Genau diese Gratwanderung birgt aber auch die größten Risiken. Denn gelingt sie nicht, wird weiter reguliert werden. Kaum eine Regierung wird es darauf ankommen lassen, für eine breite Verschlechterung von Wohnverhältnissen verantwortlich gemacht zu werden. Bislang stichelt vor allem Die Linke im Bundestag, die in der Privatisierungspolitik einen wichtigen Grund für die "aktuelle Mietpreisexplosion" sieht.

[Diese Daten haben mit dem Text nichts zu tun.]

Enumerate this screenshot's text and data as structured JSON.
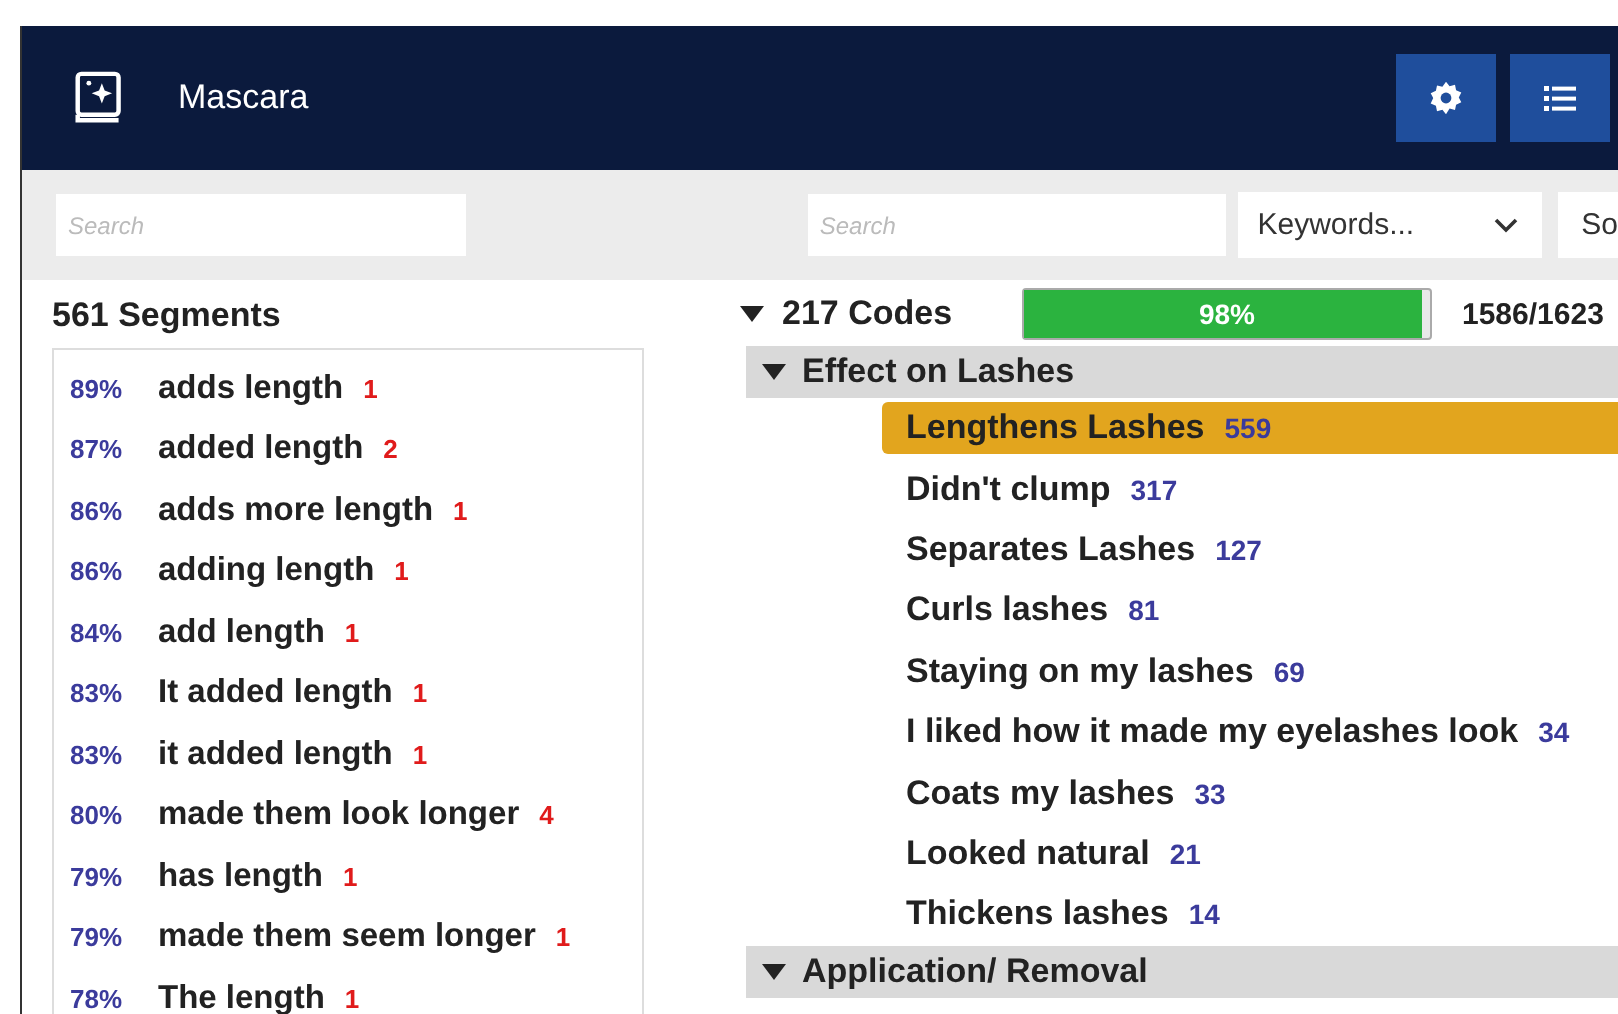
{
  "window": {
    "title": "Mascara"
  },
  "toolbar": {
    "search_left": {
      "placeholder": "Search"
    },
    "search_right": {
      "placeholder": "Search"
    },
    "dropdown": {
      "value": "Keywords..."
    },
    "cut_control": {
      "value": "So"
    }
  },
  "segments": {
    "title": "561 Segments",
    "items": [
      {
        "score": "89%",
        "text": "adds length",
        "count": "1"
      },
      {
        "score": "87%",
        "text": "added length",
        "count": "2"
      },
      {
        "score": "86%",
        "text": "adds more length",
        "count": "1"
      },
      {
        "score": "86%",
        "text": "adding length",
        "count": "1"
      },
      {
        "score": "84%",
        "text": "add length",
        "count": "1"
      },
      {
        "score": "83%",
        "text": "It added length",
        "count": "1"
      },
      {
        "score": "83%",
        "text": "it added length",
        "count": "1"
      },
      {
        "score": "80%",
        "text": "made them look longer",
        "count": "4"
      },
      {
        "score": "79%",
        "text": "has length",
        "count": "1"
      },
      {
        "score": "79%",
        "text": "made them seem longer",
        "count": "1"
      },
      {
        "score": "78%",
        "text": "The length",
        "count": "1"
      }
    ]
  },
  "codes": {
    "title": "217 Codes",
    "expanded": true,
    "progress": {
      "level": 0.98,
      "label": "98%"
    },
    "ratio": "1586/1623",
    "categories": [
      {
        "label": "Effect on Lashes",
        "expanded": true,
        "children": [
          {
            "label": "Lengthens Lashes",
            "count": "559",
            "selected": true
          },
          {
            "label": "Didn't clump",
            "count": "317",
            "selected": false
          },
          {
            "label": "Separates Lashes",
            "count": "127",
            "selected": false
          },
          {
            "label": "Curls lashes",
            "count": "81",
            "selected": false
          },
          {
            "label": "Staying on my lashes",
            "count": "69",
            "selected": false
          },
          {
            "label": "I liked how it made my eyelashes look",
            "count": "34",
            "selected": false
          },
          {
            "label": "Coats my lashes",
            "count": "33",
            "selected": false
          },
          {
            "label": "Looked natural",
            "count": "21",
            "selected": false
          },
          {
            "label": "Thickens lashes",
            "count": "14",
            "selected": false
          }
        ]
      },
      {
        "label": "Application/ Removal",
        "expanded": true
      }
    ]
  }
}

Dieser Stimmung müssen Großvermieter wie Annington entgegentreten. Bei manchen Ansinnen gab es schon einen Rückschritt vom reinen Kostendenken. So gibt es wieder Hausmeister für viele Wohneinheiten. Die hatte der Konzern durch Dienstleister ersetzt, mit denen Bewohner unzufrieden waren. Weiteres Ärgernis sind zentrale Hotlines, an die Mieter verwiesen werden. Hier kommt es auf die Reaktionszeit an. Sie muss viel kürzer sein als die von Investoren und Politikern. Sonst kann sich der neue Riese schnell ins Abseits manövrieren.